Bingham McCutchen's adventures with Los Angeles Dodgers owner Frank McCourt continued this week as the firm filed suit against its former client, as reported by The American Lawyer's Drew Combs. The ongoing dispute is tied to McCourt's divorce case, the subject of a March feature story in the magazine, which ended with a judge invalidating a marital property agreement granting McCourt sole ownership of the team. McCourt is now publicly lashing out at Bingham.

We reported last week on Bingham and Katten Muchin Rosenman's roles advising on the sale of the NBA's Detroit Pistons to private equity billionaire Tom Gores. But Fortune's Dan Primack wrote an interesting piece this week questioning whether it was Gores or his firm, Platinum Equity, which was buying the franchise. The New York Times's DealBook has more background on Gores, who met with NBA officials on Thursday.

The bankruptcy battle over ownership of baseball's Texas Rangers might be over--it did mint one of The American Lawyer's Dealmakers of the Year--but litigation between some of the same parties continues. The team sued its former owner Tom Hicks this week in state court in Tarrant County, Texas, as part of an ongoing dispute over a stadium parking agreement, according to the Fort Worth Star-Telegram.
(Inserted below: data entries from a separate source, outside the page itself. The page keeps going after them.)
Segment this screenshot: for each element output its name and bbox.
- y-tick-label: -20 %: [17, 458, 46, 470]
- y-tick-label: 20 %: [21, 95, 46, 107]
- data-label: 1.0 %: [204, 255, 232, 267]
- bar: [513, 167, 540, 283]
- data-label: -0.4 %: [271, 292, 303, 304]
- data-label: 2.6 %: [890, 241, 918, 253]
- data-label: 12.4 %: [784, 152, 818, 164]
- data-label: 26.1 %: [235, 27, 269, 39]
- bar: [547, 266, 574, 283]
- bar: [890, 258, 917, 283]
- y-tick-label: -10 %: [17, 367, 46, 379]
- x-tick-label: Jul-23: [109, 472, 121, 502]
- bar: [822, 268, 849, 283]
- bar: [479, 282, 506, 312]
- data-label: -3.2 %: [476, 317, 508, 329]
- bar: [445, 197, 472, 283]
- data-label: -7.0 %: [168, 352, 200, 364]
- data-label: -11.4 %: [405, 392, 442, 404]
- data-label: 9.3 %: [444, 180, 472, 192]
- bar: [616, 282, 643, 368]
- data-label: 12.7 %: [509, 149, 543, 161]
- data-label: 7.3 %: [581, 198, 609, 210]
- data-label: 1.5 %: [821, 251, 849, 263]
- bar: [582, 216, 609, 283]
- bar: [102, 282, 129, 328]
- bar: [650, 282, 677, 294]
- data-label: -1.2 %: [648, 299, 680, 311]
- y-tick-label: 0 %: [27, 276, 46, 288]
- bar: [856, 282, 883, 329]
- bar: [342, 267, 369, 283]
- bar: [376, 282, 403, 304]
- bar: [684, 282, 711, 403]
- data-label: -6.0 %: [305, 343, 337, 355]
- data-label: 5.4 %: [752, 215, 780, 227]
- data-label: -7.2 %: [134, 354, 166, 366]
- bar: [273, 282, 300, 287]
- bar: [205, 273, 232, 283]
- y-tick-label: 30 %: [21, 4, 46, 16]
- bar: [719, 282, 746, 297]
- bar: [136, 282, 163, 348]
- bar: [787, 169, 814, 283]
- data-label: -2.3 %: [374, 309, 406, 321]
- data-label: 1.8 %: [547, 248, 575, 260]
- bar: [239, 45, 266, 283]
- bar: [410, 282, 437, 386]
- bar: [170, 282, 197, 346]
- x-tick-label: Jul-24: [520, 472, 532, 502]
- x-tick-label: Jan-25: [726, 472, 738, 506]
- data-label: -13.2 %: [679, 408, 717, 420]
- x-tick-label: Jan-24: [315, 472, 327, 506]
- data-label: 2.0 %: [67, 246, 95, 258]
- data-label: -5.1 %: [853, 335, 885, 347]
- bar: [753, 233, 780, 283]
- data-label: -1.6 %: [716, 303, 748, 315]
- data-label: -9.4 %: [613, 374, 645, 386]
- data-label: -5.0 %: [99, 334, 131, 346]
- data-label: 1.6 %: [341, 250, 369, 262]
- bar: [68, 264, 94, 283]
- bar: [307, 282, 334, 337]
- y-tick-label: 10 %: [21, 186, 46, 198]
And while the NFL lockout continues to drag on, one of the league's lead negotiators, New York Giants owner John Mara, has his hands busy with jury duty. The Associated Press reported last week that Mara, a former labor associate at now-defunct Shea & Gould, had been chosen as an alternate juror for an international drug case in federal court in Manhattan. This week, Mara gave up his alternate status to become Juror No. 1, according to The AP. The trial is expected to last another two weeks.

Around the Horn

-- Unless you've been under a rock this week, you might have heard that a federal jury in San Francisco convicted Barry Bonds on one count of obstruction of justice, but was deadlocked on three perjury counts. Many have been critical of the prosecution's case, and Bonds's defense team from Skadden, Arps, Slate, Meagher & Flom and Berkeley-based Arguedas, Cassman & Headley hailed the verdict as a victory for their client, according to sibling publication The Recorder, which notes the former San Francisco Giants slugger could have a powerful case on appeal.

-- When Lenny Dykstra filed for bankruptcy two years ago, we reported on the former baseball star's staggering legal bills. Dykstra, affectionately known as "Nails" to some, was at one time actually considered an investing savant. But on Friday, Dykstra's gradual downfall continued, as federal prosecutors in Los Angeles charged him with embezzlement from a bankruptcy estate, according to The Associated Press.

-- Player agent Casey Close, best known as the agent for New York Yankees star Derek Jeter, has left CAA Sports to join NBA player agent Jeff Schwartz's Excel Sports Management, according to The Business Insider. The deal makes Excel, which Schwartz founded in 2002, a player of its own across two major sports. Sheppard Mullin Richter & Hampton corporate associate Gabriel Matus in New York advised Excel on the matter.

-- Susman Godfrey star litigator Stephen Susman is known for his high-profile cases. But the veteran plaintiffs lawyer will need to conserve his energy for his next endeavor. Texas Lawyer, a sibling publication, reports that Susman will join about 12,000 other riders this weekend bicycling 180 miles from Houston to Austin for charity. The race will raise money for multiple sclerosis research and Susman--riding on the firm's team called Swift Justice--is already one of the event's top individual donors.